Chinese firm Techrules has announced that it will shortly be ready to begin production of its Turbine-Recharging Electric Vehicle (TREV) technology systems, first showcased in its much-discussed Ren supercar.
The Ren, first showcased at the 2017 Geneva Motor Show, was a testbed of sorts for Techrules’ attempt at TREV technology. Now, the company is nearly ready to begin producing TREV systems for OEMs to use in commercial vehicles and passenger cars. Techrules claims to be on course for mass production by the end of 2019, but has not given an indication of price.
The TREV system features a fuel-powered turbine engine which drives a vehicle’s electric motors and recharges the batteries, enabling longer range when compared to a traditional electric vehicle. Because conventional fuel such as diesel can power the turbine, existing issues with charging infrastructure can be bypassed.
The Ren made use of a twin 80kW turbine set-up, but mass production will feature a smaller and cheaper 15kW version – so-called micro-turbine technology – for use in passenger and commercial vehicles.
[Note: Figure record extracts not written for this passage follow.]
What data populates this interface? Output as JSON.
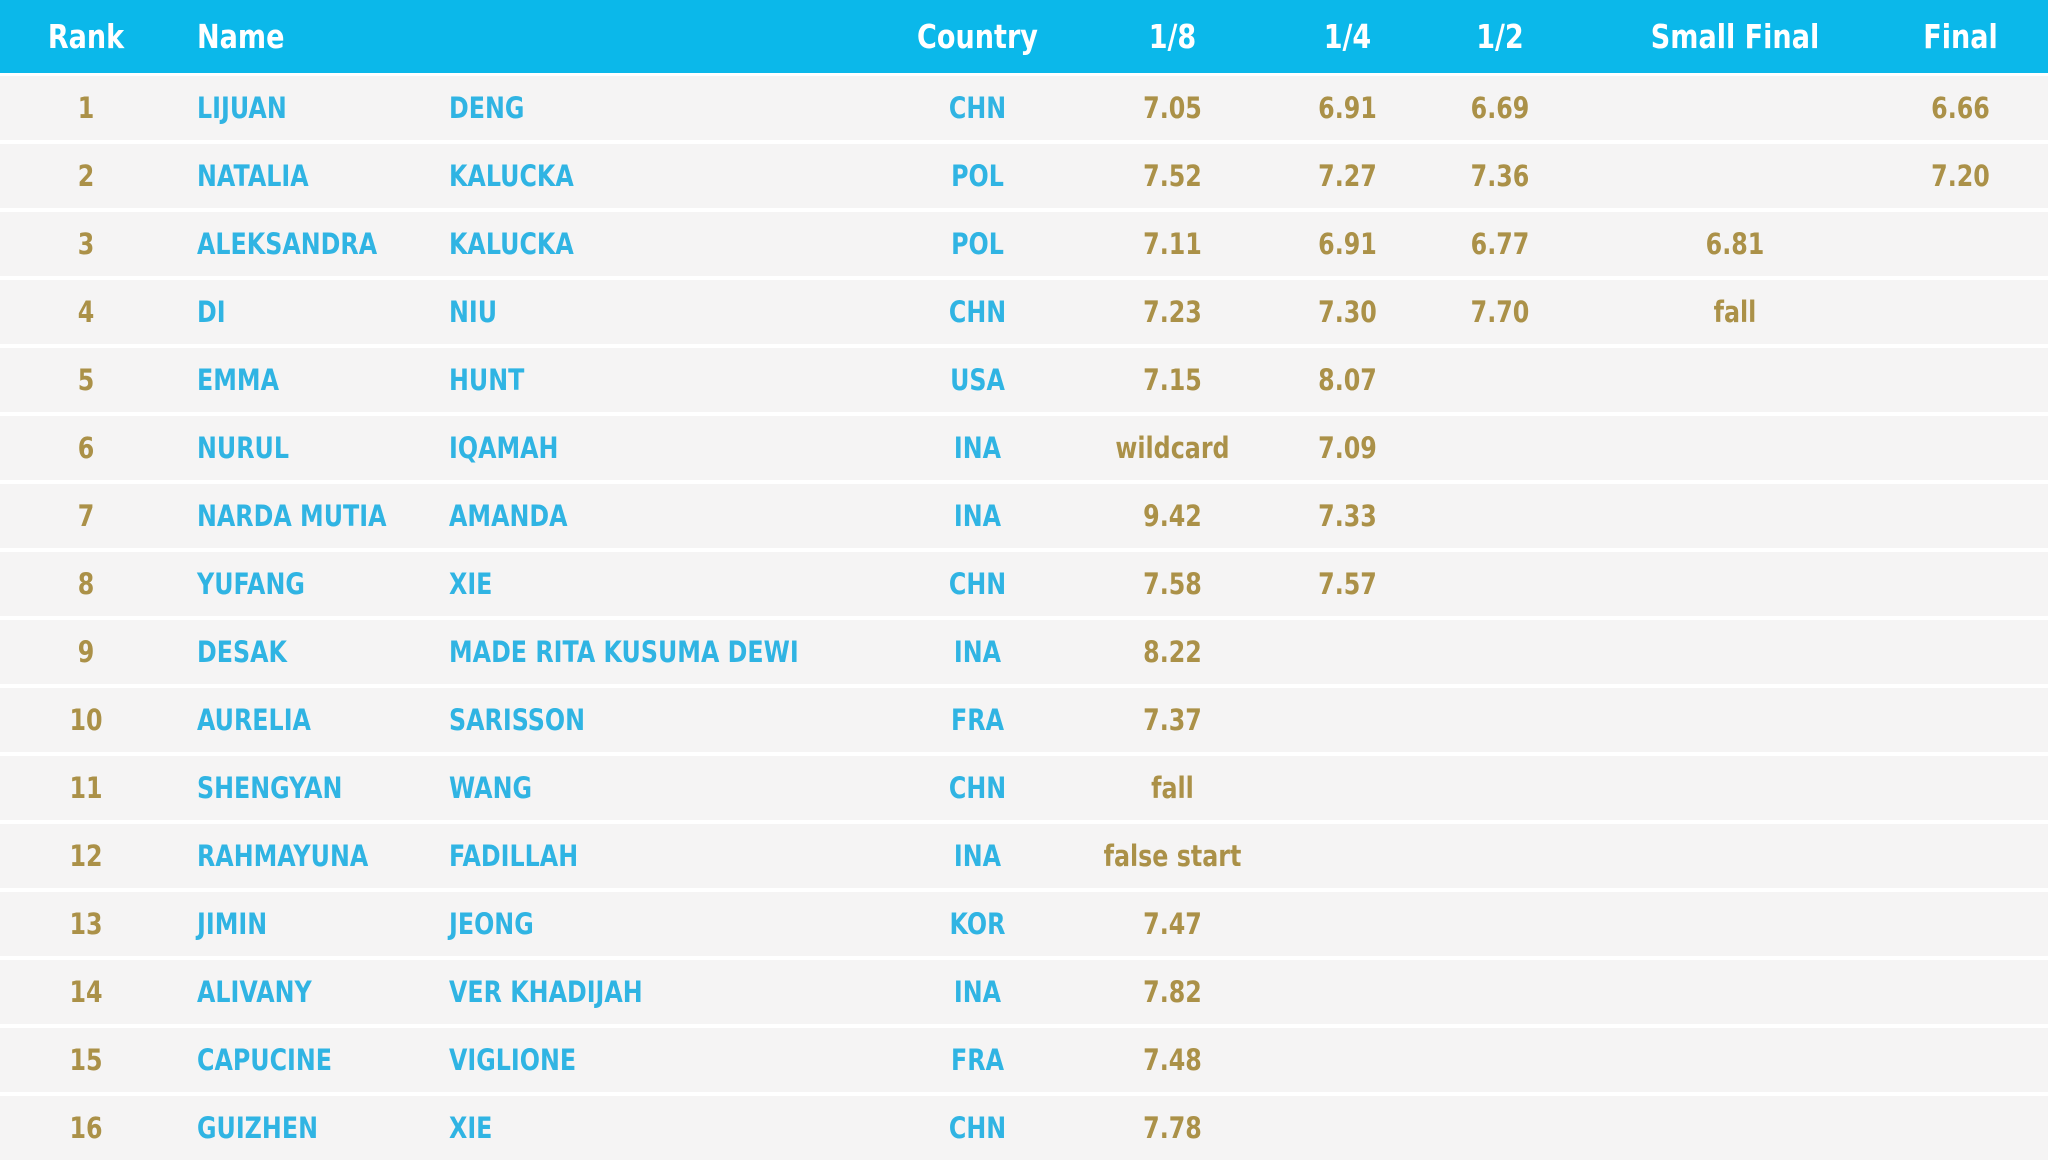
{
  "colors": {
    "header_bg": "#0bb8ea",
    "header_text": "#ffffff",
    "name_text": "#30b4e3",
    "time_text": "#ab9148",
    "row_bg": "#f5f4f4",
    "separator": "#ffffff"
  },
  "table": {
    "columns": [
      {
        "key": "rank",
        "label": "Rank"
      },
      {
        "key": "first",
        "label": "Name"
      },
      {
        "key": "last",
        "label": ""
      },
      {
        "key": "country",
        "label": "Country"
      },
      {
        "key": "r18",
        "label": "1/8"
      },
      {
        "key": "r14",
        "label": "1/4"
      },
      {
        "key": "r12",
        "label": "1/2"
      },
      {
        "key": "small_final",
        "label": "Small Final"
      },
      {
        "key": "final",
        "label": "Final"
      }
    ],
    "rows": [
      {
        "rank": "1",
        "first": "LIJUAN",
        "last": "DENG",
        "country": "CHN",
        "r18": "7.05",
        "r14": "6.91",
        "r12": "6.69",
        "small_final": "",
        "final": "6.66"
      },
      {
        "rank": "2",
        "first": "NATALIA",
        "last": "KALUCKA",
        "country": "POL",
        "r18": "7.52",
        "r14": "7.27",
        "r12": "7.36",
        "small_final": "",
        "final": "7.20"
      },
      {
        "rank": "3",
        "first": "ALEKSANDRA",
        "last": "KALUCKA",
        "country": "POL",
        "r18": "7.11",
        "r14": "6.91",
        "r12": "6.77",
        "small_final": "6.81",
        "final": ""
      },
      {
        "rank": "4",
        "first": "DI",
        "last": "NIU",
        "country": "CHN",
        "r18": "7.23",
        "r14": "7.30",
        "r12": "7.70",
        "small_final": "fall",
        "final": ""
      },
      {
        "rank": "5",
        "first": "EMMA",
        "last": "HUNT",
        "country": "USA",
        "r18": "7.15",
        "r14": "8.07",
        "r12": "",
        "small_final": "",
        "final": ""
      },
      {
        "rank": "6",
        "first": "NURUL",
        "last": "IQAMAH",
        "country": "INA",
        "r18": "wildcard",
        "r14": "7.09",
        "r12": "",
        "small_final": "",
        "final": ""
      },
      {
        "rank": "7",
        "first": "NARDA MUTIA",
        "last": "AMANDA",
        "country": "INA",
        "r18": "9.42",
        "r14": "7.33",
        "r12": "",
        "small_final": "",
        "final": ""
      },
      {
        "rank": "8",
        "first": "YUFANG",
        "last": "XIE",
        "country": "CHN",
        "r18": "7.58",
        "r14": "7.57",
        "r12": "",
        "small_final": "",
        "final": ""
      },
      {
        "rank": "9",
        "first": "DESAK",
        "last": "MADE RITA KUSUMA DEWI",
        "country": "INA",
        "r18": "8.22",
        "r14": "",
        "r12": "",
        "small_final": "",
        "final": ""
      },
      {
        "rank": "10",
        "first": "AURELIA",
        "last": "SARISSON",
        "country": "FRA",
        "r18": "7.37",
        "r14": "",
        "r12": "",
        "small_final": "",
        "final": ""
      },
      {
        "rank": "11",
        "first": "SHENGYAN",
        "last": "WANG",
        "country": "CHN",
        "r18": "fall",
        "r14": "",
        "r12": "",
        "small_final": "",
        "final": ""
      },
      {
        "rank": "12",
        "first": "RAHMAYUNA",
        "last": "FADILLAH",
        "country": "INA",
        "r18": "false start",
        "r14": "",
        "r12": "",
        "small_final": "",
        "final": ""
      },
      {
        "rank": "13",
        "first": "JIMIN",
        "last": "JEONG",
        "country": "KOR",
        "r18": "7.47",
        "r14": "",
        "r12": "",
        "small_final": "",
        "final": ""
      },
      {
        "rank": "14",
        "first": "ALIVANY",
        "last": "VER KHADIJAH",
        "country": "INA",
        "r18": "7.82",
        "r14": "",
        "r12": "",
        "small_final": "",
        "final": ""
      },
      {
        "rank": "15",
        "first": "CAPUCINE",
        "last": "VIGLIONE",
        "country": "FRA",
        "r18": "7.48",
        "r14": "",
        "r12": "",
        "small_final": "",
        "final": ""
      },
      {
        "rank": "16",
        "first": "GUIZHEN",
        "last": "XIE",
        "country": "CHN",
        "r18": "7.78",
        "r14": "",
        "r12": "",
        "small_final": "",
        "final": ""
      }
    ]
  }
}
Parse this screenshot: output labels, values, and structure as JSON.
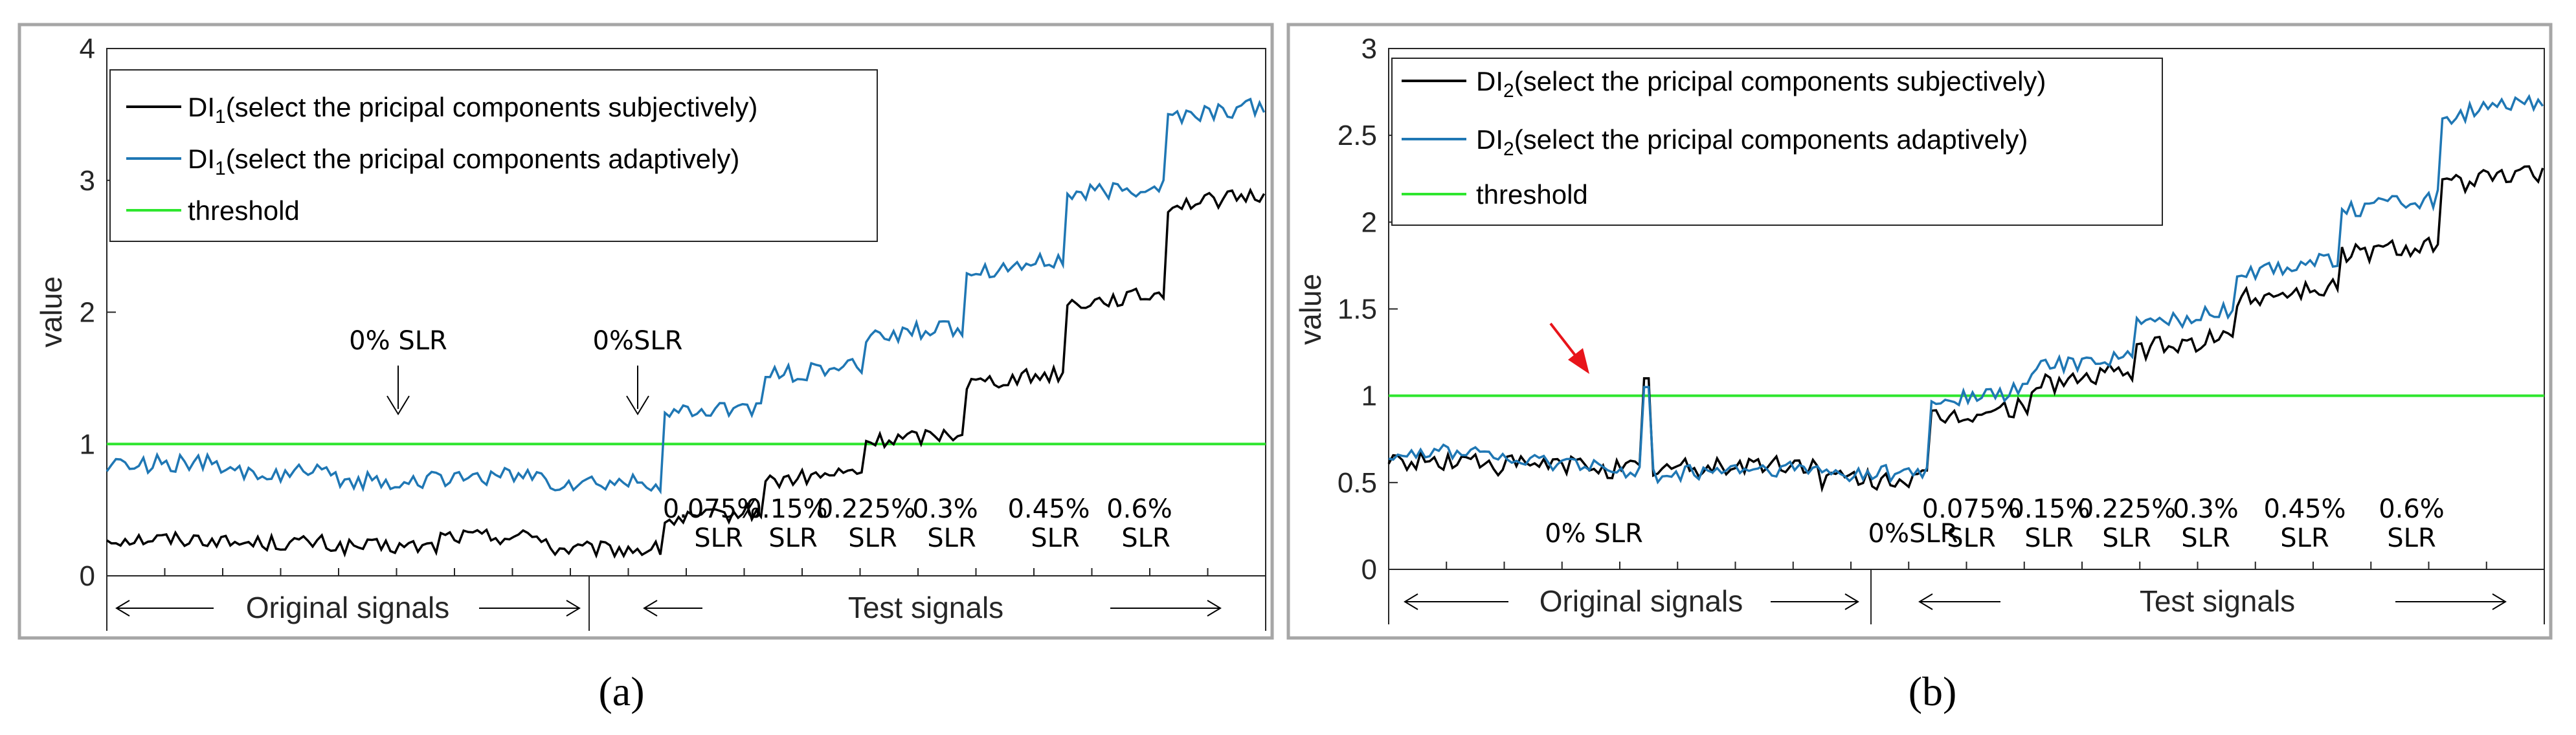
{
  "chart_data": [
    {
      "id": "a",
      "type": "line",
      "caption": "(a)",
      "ylabel": "value",
      "ylim": [
        0,
        4
      ],
      "yticks": [
        "0",
        "1",
        "2",
        "3",
        "4"
      ],
      "xlim": [
        0,
        380
      ],
      "threshold": 1.0,
      "legend": [
        {
          "base": "DI",
          "sub": "1",
          "rest": "(select the pricipal components subjectively)",
          "color": "#000000"
        },
        {
          "base": "DI",
          "sub": "1",
          "rest": "(select the pricipal components adaptively)",
          "color": "#1f77b4"
        },
        {
          "base": "threshold",
          "sub": "",
          "rest": "",
          "color": "#2ee62e"
        }
      ],
      "annotations": [
        "0% SLR",
        "0%SLR"
      ],
      "segment_labels": [
        {
          "top": "0.075%",
          "bottom": "SLR"
        },
        {
          "top": "0.15%",
          "bottom": "SLR"
        },
        {
          "top": "0.225%",
          "bottom": "SLR"
        },
        {
          "top": "0.3%",
          "bottom": "SLR"
        },
        {
          "top": "0.45%",
          "bottom": "SLR"
        },
        {
          "top": "0.6%",
          "bottom": "SLR"
        }
      ],
      "range_labels": [
        "Original signals",
        "Test signals"
      ],
      "series": [
        {
          "name": "DI1 subjectively",
          "color": "#000000",
          "levels": [
            0.28,
            0.25,
            0.22,
            0.3,
            0.2,
            0.45,
            0.75,
            1.05,
            1.5,
            2.1,
            2.85
          ],
          "noise": 0.06
        },
        {
          "name": "DI1 adaptively",
          "color": "#1f77b4",
          "levels": [
            0.85,
            0.78,
            0.72,
            0.75,
            0.7,
            1.25,
            1.55,
            1.85,
            2.35,
            2.92,
            3.52
          ],
          "noise": 0.07
        }
      ]
    },
    {
      "id": "b",
      "type": "line",
      "caption": "(b)",
      "ylabel": "value",
      "ylim": [
        0,
        3
      ],
      "yticks": [
        "0",
        "0.5",
        "1",
        "1.5",
        "2",
        "2.5",
        "3"
      ],
      "xlim": [
        0,
        380
      ],
      "threshold": 1.0,
      "legend": [
        {
          "base": "DI",
          "sub": "2",
          "rest": "(select the pricipal components subjectively)",
          "color": "#000000"
        },
        {
          "base": "DI",
          "sub": "2",
          "rest": "(select the pricipal components adaptively)",
          "color": "#1f77b4"
        },
        {
          "base": "threshold",
          "sub": "",
          "rest": "",
          "color": "#2ee62e"
        }
      ],
      "annotations": [
        "0% SLR",
        "0%SLR"
      ],
      "segment_labels": [
        {
          "top": "0.075%",
          "bottom": "SLR"
        },
        {
          "top": "0.15%",
          "bottom": "SLR"
        },
        {
          "top": "0.225%",
          "bottom": "SLR"
        },
        {
          "top": "0.3%",
          "bottom": "SLR"
        },
        {
          "top": "0.45%",
          "bottom": "SLR"
        },
        {
          "top": "0.6%",
          "bottom": "SLR"
        }
      ],
      "range_labels": [
        "Original signals",
        "Test signals"
      ],
      "peak": 1.1,
      "series": [
        {
          "name": "DI2 subjectively",
          "color": "#000000",
          "levels": [
            0.62,
            0.6,
            0.58,
            0.6,
            0.52,
            0.9,
            1.1,
            1.3,
            1.6,
            1.85,
            2.25
          ],
          "noise": 0.06
        },
        {
          "name": "DI2 adaptively",
          "color": "#1f77b4",
          "levels": [
            0.68,
            0.62,
            0.55,
            0.57,
            0.55,
            1.0,
            1.2,
            1.45,
            1.75,
            2.1,
            2.65
          ],
          "noise": 0.05
        }
      ]
    }
  ]
}
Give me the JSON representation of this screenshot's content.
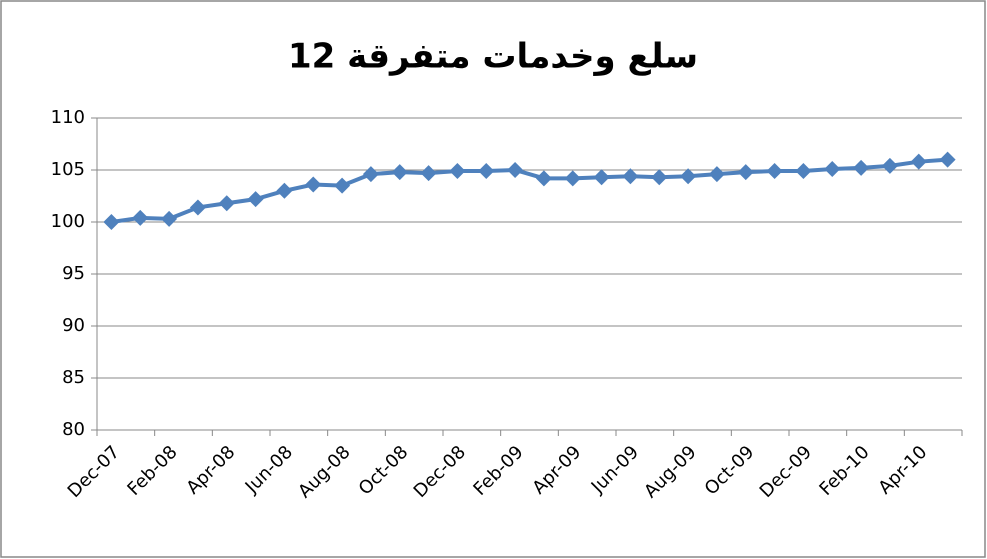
{
  "chart_data": {
    "type": "line",
    "title": "سلع وخدمات متفرقة 12",
    "categories": [
      "Dec-07",
      null,
      "Feb-08",
      null,
      "Apr-08",
      null,
      "Jun-08",
      null,
      "Aug-08",
      null,
      "Oct-08",
      null,
      "Dec-08",
      null,
      "Feb-09",
      null,
      "Apr-09",
      null,
      "Jun-09",
      null,
      "Aug-09",
      null,
      "Oct-09",
      null,
      "Dec-09",
      null,
      "Feb-10",
      null,
      "Apr-10",
      null
    ],
    "series": [
      {
        "name": "سلع وخدمات متفرقة 12",
        "color": "#4f81bd",
        "values": [
          100,
          100.4,
          100.3,
          101.4,
          101.8,
          102.2,
          103.0,
          103.6,
          103.5,
          104.6,
          104.8,
          104.7,
          104.9,
          104.9,
          105.0,
          104.2,
          104.2,
          104.3,
          104.4,
          104.3,
          104.4,
          104.6,
          104.8,
          104.9,
          104.9,
          105.1,
          105.2,
          105.4,
          105.8,
          106.0
        ]
      }
    ],
    "ylim": [
      80,
      110
    ],
    "yticks": [
      80,
      85,
      90,
      95,
      100,
      105,
      110
    ],
    "grid": true
  }
}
The Ren was a supercar, after all. Plus, the smaller units have enabled much faster commercialisation of the systems, hence the estimated 2019 production schedule.
Techrules has also addressed one of the potential issues with the system since 2017, namely the fact that it was powered by diesel in the Ren. The firm has now explicitly stated that the system can run on renewable fuels such as ethanol and biogas, which will "smooth the transition from the age of fossil fuels to the age of electricity," according to Matthew Jin, chief technology officer of Techrules.
“The development of the Ren supercar is giving us extensive real-world experience that only cements our belief that large scale adoption of micro-turbines in electric vehicles will herald a new age for electric mobility,” he said. “Because of its superior efficiency, fewer batteries are needed for electric vehicles, saving significant weight and cost, while also reducing emissions and, ultimately, urban pollution.”